A Diretoria de Ensino de São José dos Campos, do Governo de São Paulo, informou que existem, ao total, 5.893 alunos da zona rural matriculados na rede estadual. No ensino médio, são 1.906 estudantes matriculados e, no fundamental, são 3.791. A Diretoria de Ensino atende três escolas desta modalidade na região, voltada aos anos iniciais.

O Estado afirma que, além da disponibilização das aulas remotas através do Centro de Mídias e canais abertos de TV, foram disponibilizados materiais impressos aos alunos da zona rural. Para aqueles que, em virtude da distância não podem retirar esses materiais na escola, foi disponibilizado transporte especifico para fazer a entrega do material na casa de cada um dos alunos.

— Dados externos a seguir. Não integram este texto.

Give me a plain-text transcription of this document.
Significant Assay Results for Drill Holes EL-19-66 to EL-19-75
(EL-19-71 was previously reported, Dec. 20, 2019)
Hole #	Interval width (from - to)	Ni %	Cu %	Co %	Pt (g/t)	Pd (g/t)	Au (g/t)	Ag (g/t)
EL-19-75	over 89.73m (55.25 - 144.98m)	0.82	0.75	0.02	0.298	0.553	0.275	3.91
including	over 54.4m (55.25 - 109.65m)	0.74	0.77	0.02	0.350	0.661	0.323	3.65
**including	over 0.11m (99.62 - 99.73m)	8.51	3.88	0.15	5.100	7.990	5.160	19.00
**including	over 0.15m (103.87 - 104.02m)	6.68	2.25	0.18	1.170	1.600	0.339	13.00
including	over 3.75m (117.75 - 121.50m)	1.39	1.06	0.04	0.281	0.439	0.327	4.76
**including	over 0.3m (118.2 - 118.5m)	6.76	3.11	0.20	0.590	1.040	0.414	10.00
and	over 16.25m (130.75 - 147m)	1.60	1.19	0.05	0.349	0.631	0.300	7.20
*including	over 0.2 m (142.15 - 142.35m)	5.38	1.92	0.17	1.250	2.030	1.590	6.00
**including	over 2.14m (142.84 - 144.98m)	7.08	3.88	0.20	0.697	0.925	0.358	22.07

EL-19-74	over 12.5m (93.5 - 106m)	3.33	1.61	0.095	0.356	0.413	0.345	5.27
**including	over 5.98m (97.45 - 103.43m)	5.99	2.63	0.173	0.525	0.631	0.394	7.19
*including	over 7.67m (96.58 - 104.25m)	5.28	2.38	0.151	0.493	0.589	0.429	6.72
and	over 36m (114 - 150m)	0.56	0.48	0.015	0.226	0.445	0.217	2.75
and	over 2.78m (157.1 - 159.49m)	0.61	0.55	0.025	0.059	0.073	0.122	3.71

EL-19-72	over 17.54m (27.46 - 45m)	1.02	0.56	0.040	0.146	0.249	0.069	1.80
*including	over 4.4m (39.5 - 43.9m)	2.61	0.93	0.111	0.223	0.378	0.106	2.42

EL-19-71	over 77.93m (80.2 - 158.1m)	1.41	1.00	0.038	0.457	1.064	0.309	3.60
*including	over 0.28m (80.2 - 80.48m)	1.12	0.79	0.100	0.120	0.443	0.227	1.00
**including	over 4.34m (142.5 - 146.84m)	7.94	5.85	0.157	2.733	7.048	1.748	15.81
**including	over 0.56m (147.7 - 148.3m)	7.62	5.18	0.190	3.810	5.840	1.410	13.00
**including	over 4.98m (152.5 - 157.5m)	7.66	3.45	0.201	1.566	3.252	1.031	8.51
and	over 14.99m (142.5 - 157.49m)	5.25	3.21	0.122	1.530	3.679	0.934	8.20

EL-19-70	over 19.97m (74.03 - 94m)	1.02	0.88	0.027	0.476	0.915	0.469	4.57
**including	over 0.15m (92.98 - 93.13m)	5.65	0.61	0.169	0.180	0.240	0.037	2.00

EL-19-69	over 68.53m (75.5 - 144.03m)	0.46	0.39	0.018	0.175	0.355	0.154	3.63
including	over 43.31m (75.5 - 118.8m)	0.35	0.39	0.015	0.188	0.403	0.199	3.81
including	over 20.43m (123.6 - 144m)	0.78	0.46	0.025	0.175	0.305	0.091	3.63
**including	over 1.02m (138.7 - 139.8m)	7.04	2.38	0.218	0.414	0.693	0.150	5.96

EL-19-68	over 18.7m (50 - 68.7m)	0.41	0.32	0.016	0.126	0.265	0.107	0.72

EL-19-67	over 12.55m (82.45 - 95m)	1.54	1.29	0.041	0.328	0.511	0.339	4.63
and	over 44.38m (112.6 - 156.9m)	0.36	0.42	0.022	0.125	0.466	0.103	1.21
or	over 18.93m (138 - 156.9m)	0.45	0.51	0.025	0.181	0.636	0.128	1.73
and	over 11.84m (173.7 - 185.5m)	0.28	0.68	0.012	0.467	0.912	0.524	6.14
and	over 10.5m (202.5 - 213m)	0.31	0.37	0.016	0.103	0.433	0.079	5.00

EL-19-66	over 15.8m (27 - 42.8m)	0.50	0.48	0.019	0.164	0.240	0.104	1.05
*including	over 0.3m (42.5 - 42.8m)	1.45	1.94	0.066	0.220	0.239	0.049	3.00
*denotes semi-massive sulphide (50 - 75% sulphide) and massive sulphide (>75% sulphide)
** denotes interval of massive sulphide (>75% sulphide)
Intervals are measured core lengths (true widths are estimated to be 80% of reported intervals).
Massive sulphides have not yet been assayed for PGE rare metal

“Aqui em casa, faço as tarefas, jogo bola lá no quintal e brinco com meu irmão. Mas estou com saudade da escola. Gosto dela”, acrescenta.

Pedro é um dos sete filhos de Silvana de Almeida Francisco. Na casa, moram dez pessoas. O garoto faz as atividades em um quarto, mas diz dormir em uma cama na sala. A família tem acesso à internet somente pelo celular.

“Meu marido é caseiro, tira leite na roça, capina. Eu não trabalho. Os filhos grandes trabalham na cidade”, conta Silvana. “Está sendo horrível esse período de pandemia. As crianças ficam sem aulas, atrapalha eles”.